In the absence of better arguments, I’m inclined to think that this updating proposal is perfectly defensible. Below the fold I’ll say a little about why this is philosophically interesting because of its connection to externalist epistemologies and to dogmatism.

On the standard Bayesian model, the ideal agent assigns probability x to p after receiving evidence E iff she assigns probability x to p given E a priori. That is, she knows a priori what credences are justified by which evidence. But it isn’t obvious, to say the least, that these relations are always knowable a priori. Arguably, getting evidence E teaches us, among other things, what is justified by evidence E. At least there needs to be an argument that this isn’t the case, and the Bayesian literature isn’t exactly overflowing with it.

The proposal above, while still obviously an idealisation, suggests a model for a theory of learning on which evidential relations are sometimes only learned a posteriori. The idea is that a priori, the set S is the set of all probability functions. After receiving evidence E, we have reason to be less uncertain in Keynes’s sense. So we eliminate many functions, and the resulting credences we assign to propositions are supported by E, as is the knowledge that E supports just those credences.

That’s the first, and I think biggest, reason for taking this model seriously. The other concerns an objection to kinds of dogmatism. Let E be the evidence I actually have, and p something I know on this basis that is not entailed by E. (A wide variety of people, from sceptics to Williamson, believe there is no such p, but this is a very counterintuitive position that I’d like to avoid.) Consider now the material implication _If E then p_, which can be written as _Not E or p_. The dogmatist, as I’m using that term, thinks we can know p on the basis of E even though we didn’t know this conditional a priori.

Now there’s a Bayesian objection to this kind of dogmatism. The objection surfaces in John Hawthorne’s “Deeply Contingent A Priori Knowledge” and is directly connected to dogmatism in Roger White’s recent “Problems for Dogmatism”:http://philosophy.fas.nyu.edu/docs/IO/1180/probsfordog.pdf. The point is that for all q and r, and all probability functions Pr, the following is true.

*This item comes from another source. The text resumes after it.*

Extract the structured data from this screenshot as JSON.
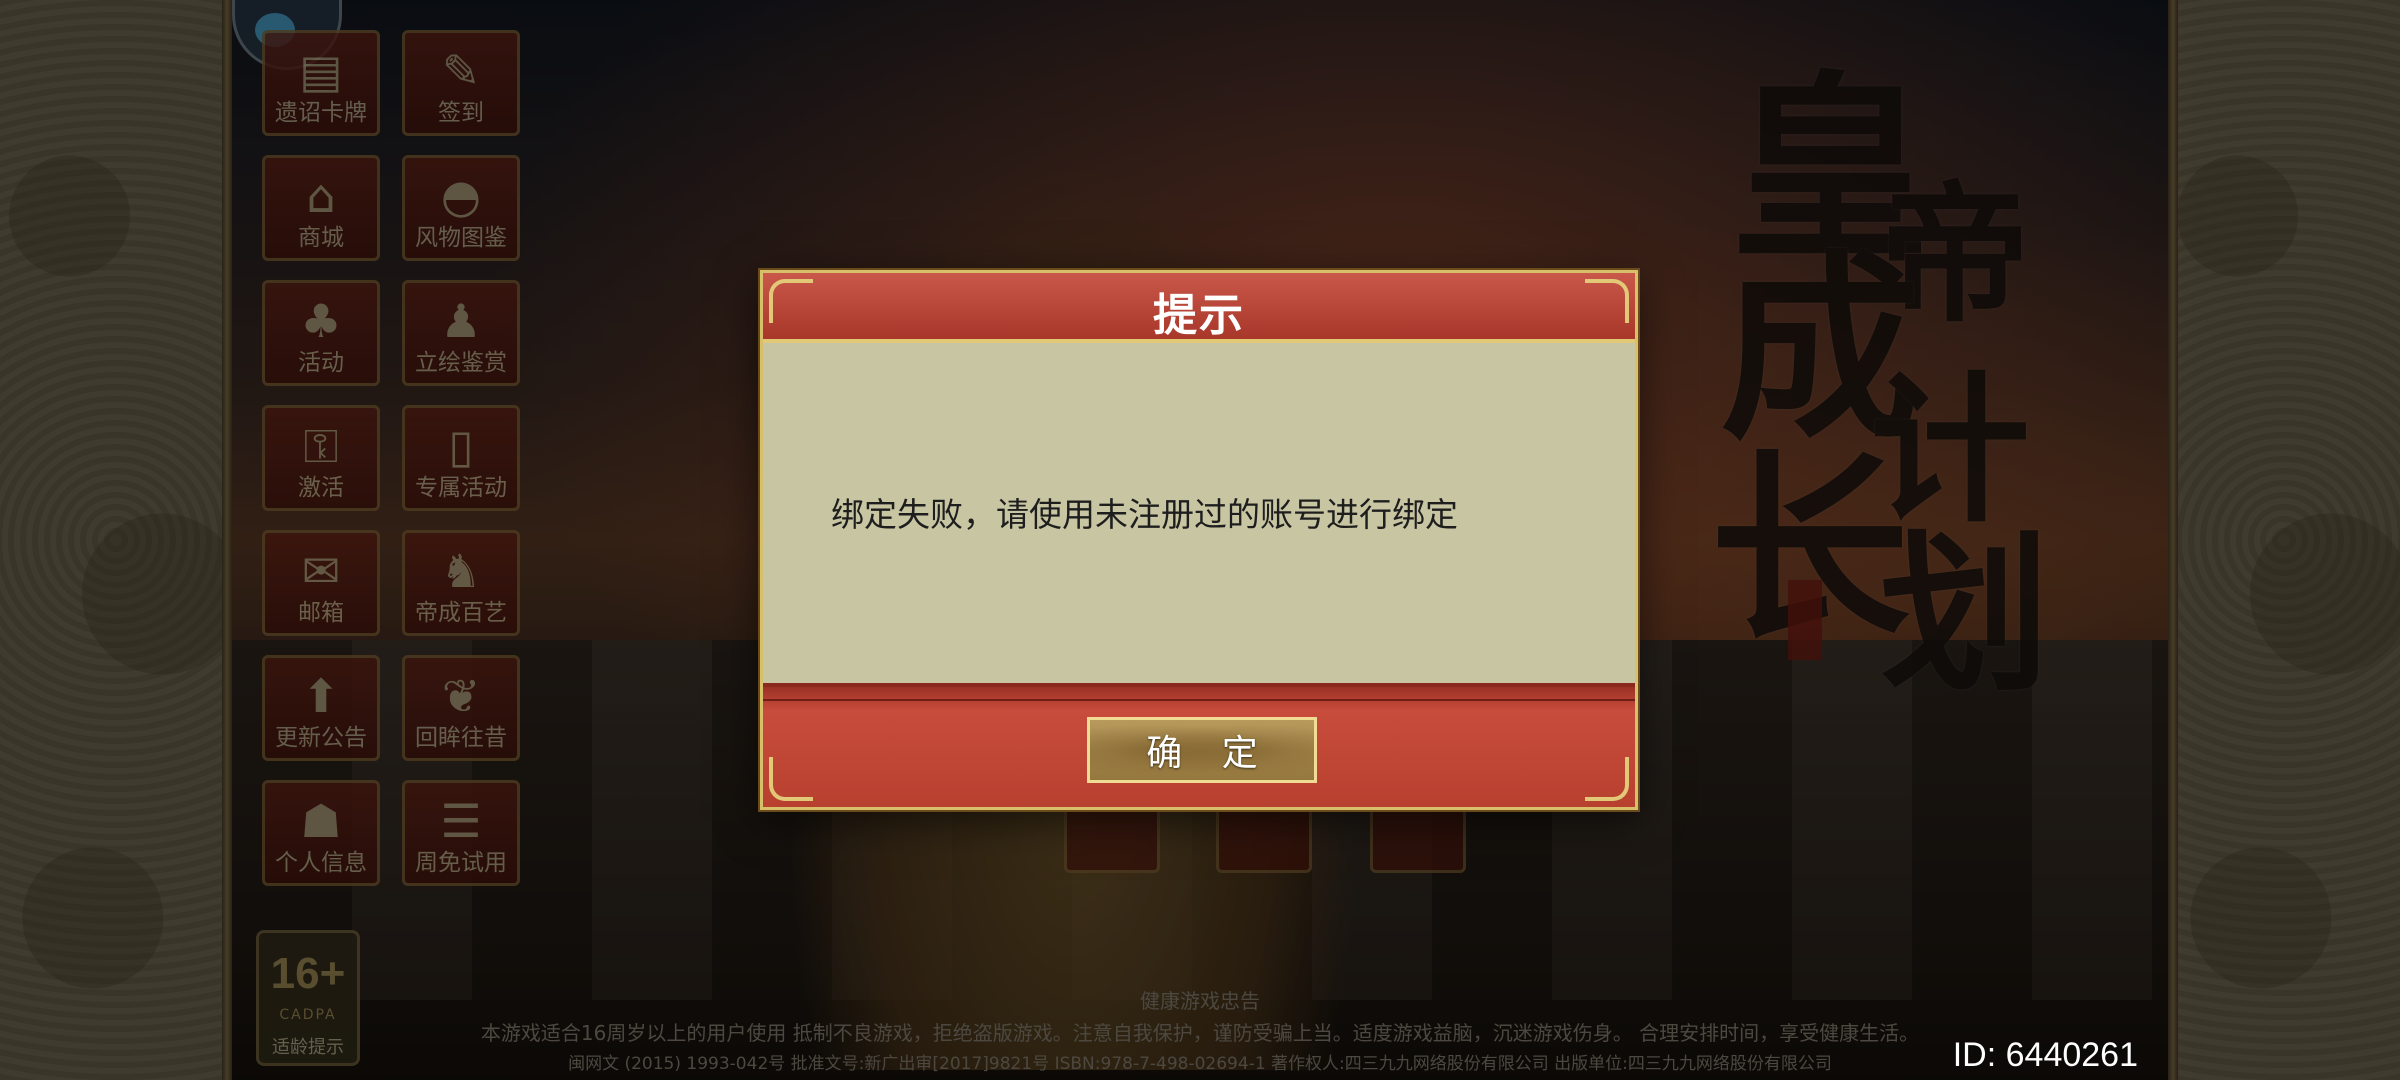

bq. Pr(~q or r | q) < Pr(~q or r)

So in particular we can prove that

bq. Pr(~E or p | E) < Pr(~E or p)

Now with one extra premise, say that evidence that decreases the probability of a proposition can never be the basis for knowing that proposition, we conclude that if we didn’t know the conditional a priori we don’t know it now on the basis of E. The theory of updating I’m sketching here (though not the particular proposal about U above) provides a way out of this argument. Here’s one way it might go. (I’d prefer an ‘interest-relative’ version of this, but I’ll leave that out because it complicates the argument.)

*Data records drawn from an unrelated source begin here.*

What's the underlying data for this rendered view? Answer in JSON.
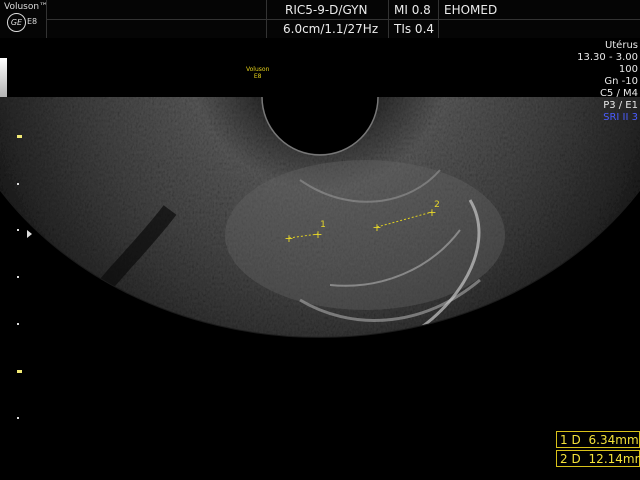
{
  "header": {
    "brand": "Voluson™",
    "brand_model": "E8",
    "logo_text": "GE",
    "probe": "RIC5-9-D/GYN",
    "mi": "MI  0.8",
    "institution": "EHOMED",
    "depth_freq": "6.0cm/1.1/27Hz",
    "tis": "TIs  0.4"
  },
  "params": {
    "title": "Utérus",
    "lines": [
      "13.30 - 3.00",
      "100",
      "Gn -10",
      "C5 / M4",
      "P3 / E1",
      "SRI II 3"
    ],
    "sri_color": "#4a5cff"
  },
  "overlay_logo": {
    "line1": "Voluson",
    "line2": "E8"
  },
  "calipers": [
    {
      "label": "1",
      "start": "+",
      "end": "+"
    },
    {
      "label": "2",
      "start": "+",
      "end": "+"
    }
  ],
  "measurements": [
    {
      "index": "1",
      "type": "D",
      "value": "6.34mm"
    },
    {
      "index": "2",
      "type": "D",
      "value": "12.14mm"
    }
  ],
  "colors": {
    "accent": "#f4e23a",
    "box_border": "#d9c21a"
  }
}
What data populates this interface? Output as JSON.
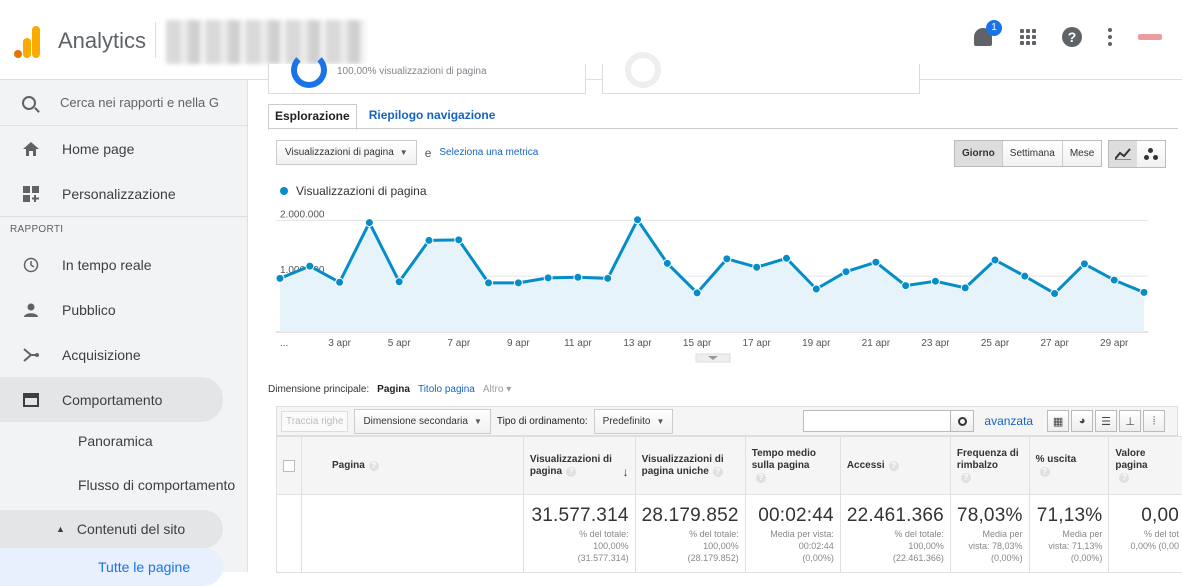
{
  "header": {
    "app_title": "Analytics",
    "notification_count": "1",
    "brand_colors": {
      "orange": "#f9ab00",
      "dark_orange": "#e37400",
      "accent_blue": "#1a73e8"
    }
  },
  "sidebar": {
    "search_placeholder": "Cerca nei rapporti e nella G",
    "items_top": [
      {
        "label": "Home page",
        "icon": "home-icon"
      },
      {
        "label": "Personalizzazione",
        "icon": "dashboard-plus-icon"
      }
    ],
    "section_label": "RAPPORTI",
    "items_reports": [
      {
        "label": "In tempo reale",
        "icon": "clock-icon"
      },
      {
        "label": "Pubblico",
        "icon": "person-icon"
      },
      {
        "label": "Acquisizione",
        "icon": "acquisition-icon"
      },
      {
        "label": "Comportamento",
        "icon": "window-icon"
      }
    ],
    "sub_items": {
      "overview": "Panoramica",
      "flow": "Flusso di comportamento",
      "site_content": "Contenuti del sito",
      "all_pages": "Tutte le pagine"
    }
  },
  "summary": {
    "card_caption": "100,00% visualizzazioni di pagina"
  },
  "tabs": [
    {
      "label": "Esplorazione",
      "selected": true
    },
    {
      "label": "Riepilogo navigazione",
      "selected": false
    }
  ],
  "controls": {
    "metric_select": "Visualizzazioni di pagina",
    "conjunction": "e",
    "select_metric_link": "Seleziona una metrica",
    "periods": [
      "Giorno",
      "Settimana",
      "Mese"
    ],
    "active_period": "Giorno"
  },
  "chart_data": {
    "type": "area",
    "series": [
      {
        "name": "Visualizzazioni di pagina",
        "color": "#058dc7",
        "values": [
          960000,
          1180000,
          890000,
          1960000,
          900000,
          1640000,
          1650000,
          880000,
          880000,
          970000,
          980000,
          960000,
          2010000,
          1230000,
          700000,
          1310000,
          1160000,
          1320000,
          770000,
          1080000,
          1250000,
          830000,
          910000,
          790000,
          1290000,
          1000000,
          690000,
          1220000,
          930000,
          710000
        ]
      }
    ],
    "x_tick_labels": [
      "...",
      "3 apr",
      "5 apr",
      "7 apr",
      "9 apr",
      "11 apr",
      "13 apr",
      "15 apr",
      "17 apr",
      "19 apr",
      "21 apr",
      "23 apr",
      "25 apr",
      "27 apr",
      "29 apr"
    ],
    "y_tick_labels": [
      "2.000.000",
      "1.000.000"
    ],
    "y_ticks": [
      2000000,
      1000000
    ],
    "ylim": [
      0,
      2400000
    ],
    "grid": true,
    "legend": "top-left"
  },
  "dimension": {
    "label": "Dimensione principale:",
    "active": "Pagina",
    "alt": "Titolo pagina",
    "more": "Altro ▾"
  },
  "toolbar": {
    "plot_rows": "Traccia righe",
    "secondary_dimension": "Dimensione secondaria",
    "sort_type_label": "Tipo di ordinamento:",
    "sort_type_value": "Predefinito",
    "advanced_link": "avanzata"
  },
  "table": {
    "headers": [
      "Pagina",
      "Visualizzazioni di pagina",
      "Visualizzazioni di pagina uniche",
      "Tempo medio sulla pagina",
      "Accessi",
      "Frequenza di rimbalzo",
      "% uscita",
      "Valore pagina"
    ],
    "totals": [
      {
        "value": "31.577.314",
        "line1": "% del totale:",
        "line2": "100,00%",
        "line3": "(31.577.314)"
      },
      {
        "value": "28.179.852",
        "line1": "% del totale:",
        "line2": "100,00%",
        "line3": "(28.179.852)"
      },
      {
        "value": "00:02:44",
        "line1": "Media per vista:",
        "line2": "00:02:44",
        "line3": "(0,00%)"
      },
      {
        "value": "22.461.366",
        "line1": "% del totale:",
        "line2": "100,00%",
        "line3": "(22.461.366)"
      },
      {
        "value": "78,03%",
        "line1": "Media per",
        "line2": "vista: 78,03%",
        "line3": "(0,00%)"
      },
      {
        "value": "71,13%",
        "line1": "Media per",
        "line2": "vista: 71,13%",
        "line3": "(0,00%)"
      },
      {
        "value": "0,00",
        "line1": "% del tot",
        "line2": "0,00% (0,00",
        "line3": ""
      }
    ]
  }
}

* It is a necessary condition for an agent to know p on the basis of E that the ideal agent with evidence E assigns a credence greater than some threshold t to p
* An agent represented by a set of probability functions S assigns a credence greater than some threshold t to p iff for all Pr in S, Pr(p) > t

Now it is possible, given the right choice of U, that for some Pr in S, Pr(~E or p) < t, but for all Pr in U(S, E), Pr(~E or p | E) > t. That’s to say that evidence E does suffice for the ideal agent having a credence in ~E or p greater than the threshold, even though the agent’s credence in ~E or p was not greater than the threshold a priori. Of course, it wasn’t lower than the threshold or equal to it before getting the evidence, it was simply incomparable to the threshold. So as well as having a way to model a posteriori epistemology, we have a way to model dogmatist epistemology. Those seem like philosophical reasons to be interested in this approach to updating.